My life has become a void. An endless succession of hollow days, going through the motions, accomplishing nothing for months on end. I stare at an rectangular electronic device from the moment I wake to the moment I close my eyes, lulling my mind into a stupor to mask the emptiness and pain. Hours, days, months…it’s all the same. I think the seasons have changed. I feel like a building that’s been condemned, dark, empty of life, pathetic. The only true proof I have of the passing of time is my ever-growing belly. Pregnancy is supposed to be a time of happiness and excitement, two people feeling the movements of their unseen child, discussing who he might become with eyes full of joy. Sometimes I’m successful at being excited and happy, but he seems disinterested. I long to hold my child in my arms again more than anything in the world, even though this child will never replace the one I’ve lost. I’m trying my best to prepare for his arrival, in both the traditional way and mentally. Will I love him like I did Daxon? Will he share my eyes, or will they be blue like Dax’s, or maybe both blue and green like his father’s? Will he sometimes make the same expressions as Dax, sending a thousand needles through my heart? Will he live? This…this is what plagues my mind. I am where babies go to die, it seems. I want him so badly. I need him to survive. But I feel like a deep, dark part of me knows that he won’t, and then I won’t either. I can’t have three babies in Heaven before me. I can’t. When will this day ever end?
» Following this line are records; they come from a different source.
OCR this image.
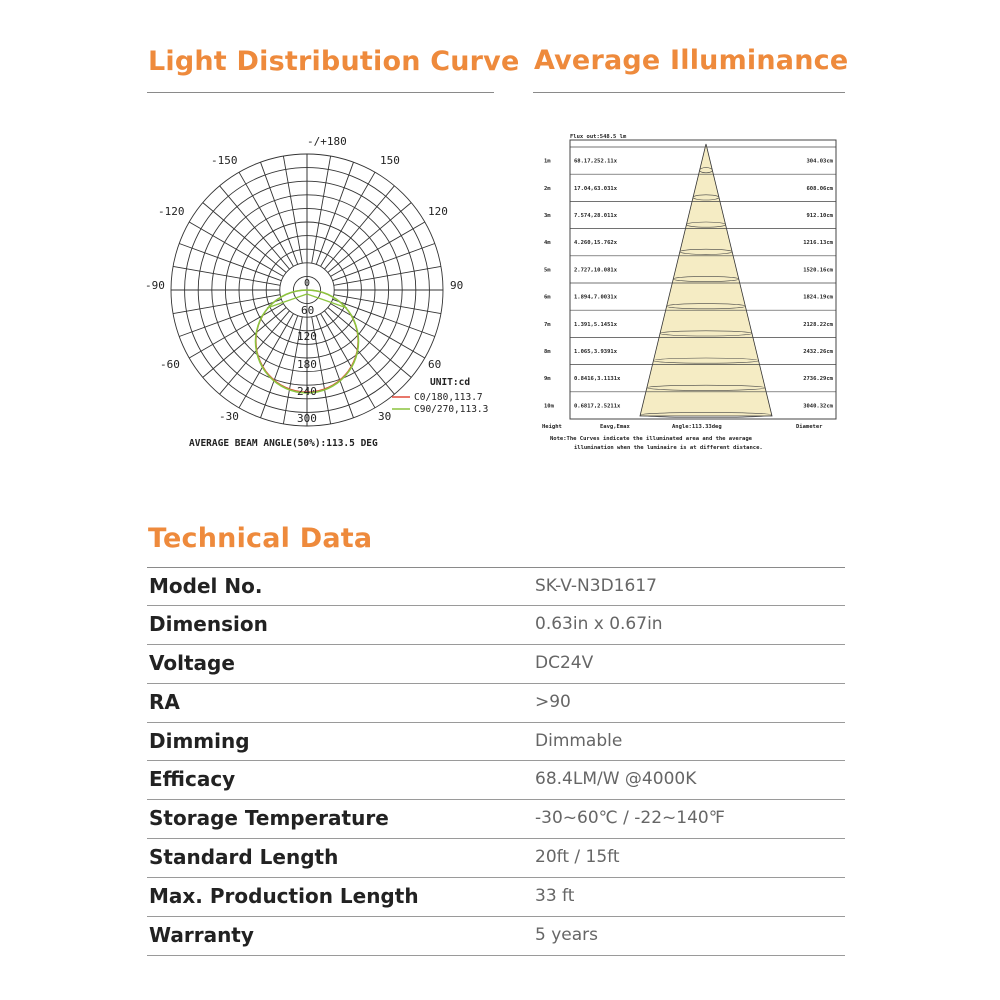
Light Distribution Curve Average Illuminance
-/+180
-150	150
-120	120
-90	90
-60	60
-30	30
0
60
120
180
240
300
UNIT:cd
C0/180,113.7
C90/270,113.3
AVERAGE BEAM ANGLE(50%):113.5 DEG
Flux out:548.5 lm
1m	68.17,252.11x	304.03cm
2m	17.04,63.031x	608.06cm
3m	7.574,28.011x	912.10cm
4m	4.260,15.762x	1216.13cm
5m	2.727,10.081x	1520.16cm
6m	1.894,7.0031x	1824.19cm
7m	1.391,5.1451x	2128.22cm
8m	1.065,3.9391x	2432.26cm
9m	0.8416,3.1131x	2736.29cm
10m	0.6817,2.5211x	3040.32cm
Height	Eavg,Emax	Angle:113.33deg	Diameter
Note:The Curves indicate the illuminated area and the average
illumination when the luminaire is at different distance.
Technical Data
Model No.	SK-V-N3D1617
Dimension	0.63in x 0.67in
Voltage	DC24V
RA	>90
Dimming	Dimmable
Efficacy	68.4LM/W @4000K
Storage Temperature	-30~60℃ / -22~140℉
Standard Length	20ft / 15ft
Max. Production Length	33 ft
Warranty	5 years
Grief has so many unexpected turns, so many unwelcome surprises that seem to grow right out of the aching hole in your chest. One of the worst ones I’ve found since losing my son was the loss of my identity. I didn’t even realize that that was what had happened until another mother mentioned it in a group session. When I became a mother, my old life became a dark, dirty memory and the whole world opened up to me. I experienced a love I had no idea was even possible. Sometimes, I felt so much love for that tiny little person, I felt nearly frantic not knowing how to handle it all. It overwhelmed me in the best possible ways. Everything about the way I lived my life changed and I became Daxon’s Mom. If pre-mom me was reading this right now, she would probably be rolling her eyes, but I understand it now. I understand how having a baby doesn’t just mean “having a baby”. I understand that it means becoming someone entirely new and better and feeling truly unconditional love like no other.
I have been feeling lost ever since he left. At first, I had no idea what to do with my days. Even still, I look at the bare living room floor, wishing to God that it were covered in toys again with a curious little boy banging them around, coming to me for snacks and snuggles. I have been filling my days with sleeping in, watching crappy tv, and mindlessly playing with my iPad. I do almost nothing productive. I have a few projects on the go, but I can’t seem to focus enough to really finish much of anything. It took me a month to unpack from our vacation because looking at my suitcase made me feel overwhelmed and anxious, like I had no idea where to even start and it was just too much to handle. I can’t even enjoy sex anymore, even though I’m pregnant and hormonal. I feel so guilty that I sometimes make myself do it anyway, but he can always tell my head and heart aren’t in it. And then I feel even more guilty so I try harder still to convince him I’m fine and he can keep going. I died with my son. All the happy, loving parts of me died with him and I am left here to be lost and destroyed. Nothing could have prepared me for this emptiness. Never in my life could I have ever imagined feeling so utterly and completely…..lost. But I’ve survived yet another empty day. I am one day closer to holding my baby boy safely in my arms again.